In a perfect world, this would be enough. If we found the two statistics differed, we would reject $H_0'$ and hence $H_0$. (Recall $H_0 \implies H_0'$ so if $H_0'$ is false, $H_0$ must also be false.)

But sadly, we do not live in such a simple world. We know the data $X_i$ are noisy and random[^random] and expecting exact equality is too much. We need to allow some sort of tolerance and instead look into a test something like:

\[H_0^*: T(X_1, \dots, X_n) \approx T(\mathcal{D})\]

Here, if the random quantity $T(X_1, \dots, X_n)$ is close enough to the non-random quantity $T(\mathcal{D})$, we don’t have strong reason to reject $H_0$. On the other hand, if $T(X_1, \dots, X_n)$ is very different than $T(\mathcal{D})$, we can reject $H_0^*$ and hence $H_0$.

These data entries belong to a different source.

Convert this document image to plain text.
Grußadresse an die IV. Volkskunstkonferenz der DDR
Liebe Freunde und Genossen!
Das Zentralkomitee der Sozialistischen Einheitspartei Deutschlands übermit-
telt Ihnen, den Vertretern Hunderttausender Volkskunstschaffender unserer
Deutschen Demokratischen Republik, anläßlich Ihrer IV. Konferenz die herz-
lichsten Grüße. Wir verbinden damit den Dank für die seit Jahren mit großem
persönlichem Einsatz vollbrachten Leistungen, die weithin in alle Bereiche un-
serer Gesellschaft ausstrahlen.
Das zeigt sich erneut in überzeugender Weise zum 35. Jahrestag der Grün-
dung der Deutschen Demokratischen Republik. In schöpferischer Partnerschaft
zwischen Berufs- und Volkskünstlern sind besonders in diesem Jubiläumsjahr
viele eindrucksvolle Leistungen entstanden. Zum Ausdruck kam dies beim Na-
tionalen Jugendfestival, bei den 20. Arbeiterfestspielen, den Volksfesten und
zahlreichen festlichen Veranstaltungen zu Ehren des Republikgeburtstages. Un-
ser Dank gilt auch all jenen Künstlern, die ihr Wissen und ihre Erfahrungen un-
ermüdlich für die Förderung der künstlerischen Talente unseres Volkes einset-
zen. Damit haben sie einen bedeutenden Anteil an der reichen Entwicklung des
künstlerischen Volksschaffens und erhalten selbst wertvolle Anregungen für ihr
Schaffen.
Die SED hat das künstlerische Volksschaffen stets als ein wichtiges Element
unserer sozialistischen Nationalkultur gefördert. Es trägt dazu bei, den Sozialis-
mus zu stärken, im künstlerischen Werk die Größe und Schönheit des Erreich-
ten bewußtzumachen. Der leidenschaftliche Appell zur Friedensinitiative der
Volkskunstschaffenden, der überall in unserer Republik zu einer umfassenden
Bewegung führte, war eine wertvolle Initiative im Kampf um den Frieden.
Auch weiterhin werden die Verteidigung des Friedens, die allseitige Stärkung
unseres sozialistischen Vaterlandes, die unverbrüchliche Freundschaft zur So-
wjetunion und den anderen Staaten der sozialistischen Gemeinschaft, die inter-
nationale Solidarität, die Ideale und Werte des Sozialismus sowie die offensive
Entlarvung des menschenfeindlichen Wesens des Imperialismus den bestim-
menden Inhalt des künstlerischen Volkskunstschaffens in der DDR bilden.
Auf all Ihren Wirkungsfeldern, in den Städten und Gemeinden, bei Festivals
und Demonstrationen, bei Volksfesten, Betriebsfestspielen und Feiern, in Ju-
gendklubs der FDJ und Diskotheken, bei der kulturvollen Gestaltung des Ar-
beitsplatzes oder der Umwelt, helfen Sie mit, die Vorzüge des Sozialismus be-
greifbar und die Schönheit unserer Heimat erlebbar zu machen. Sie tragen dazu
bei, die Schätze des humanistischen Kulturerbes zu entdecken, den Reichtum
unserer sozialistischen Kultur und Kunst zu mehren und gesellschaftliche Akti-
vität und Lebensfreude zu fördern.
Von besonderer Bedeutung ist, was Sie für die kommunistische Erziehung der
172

Much of the technical legwork of statistics comes down to making that idea of “close enough” precise. We clearly have a trade-off: if we require a closer equality, we’re going to reject $H_0$ more often, including when we shouldn’t because we just got unlucky with our data, but if we are more loosey-goosey about ‘close enough’, we’ll not notice real differences.
We generally set the ‘close enough’ bar to control the probability of getting the wrong answer when $H_0$ is true. That is, when $H_0$ is true, we don’t want to get rid of it too often. We can’t never get rid of it (the only way to do so is to be completely impervious to our data), but let’s control the probability.

Specifically, we set the ‘close enough’ threshold so that, if $H_0$ is true we only through it out with some probability that we call the level of our test. This is conventionally $\alpha = 5\%$ though any value 0 to 100% (exclusive) is possible.

To do this, we need some sense of how wiggly $T(X_1, \dots, X_n)$ is when $H_0$ is true. If we see a test statistic outside that ‘range of expected variability’, we’ll reject $H_0$. This range is historically computed mathematically, but it turns out we can do this on a computer much more easily.

Specifically, if we can create samples from $\mathcal{D}$, we can generate lots of versions of $X_1, \dots, X_n$ and hence lots of values of $T$ to get a sense of the variance of $T$.

[^random]; Even if we don’t think of the data as ‘truly’ random, everything we measure in life has a little bit of error. For example, the number of NYC residents is not random in the way we think of a coin flip as being random (or maybe it is - that’s a question for philosophers), but we’re never going to know it exactly due to paperwork problems, people not answering their phones, people moving around within the city, people constantly being born and dying, etc.

[^empirical] Maybe a bit more technically but satisfyingly, we can use $X_1, \dots, X_n$ to build an empirical distribution $\hat{\mathcal{D}}_n$ (think ECDF, but not necessarily just a CDF) and now we can compare the test statistic on $\math{\mathcal{D}}_n$ with that same statistic on $\mathcal{D}$. In this formulation, we have $H_0': T(\hat{\mathcal{D}}_n) = T(\mathcal{D})$.

Let’s do this in practice. As above, let’s assume we have 16 samples ($n=16$) and we’re going to assume they come from $\mathcal{D} = \mathcal{N}(3, 2^2)$.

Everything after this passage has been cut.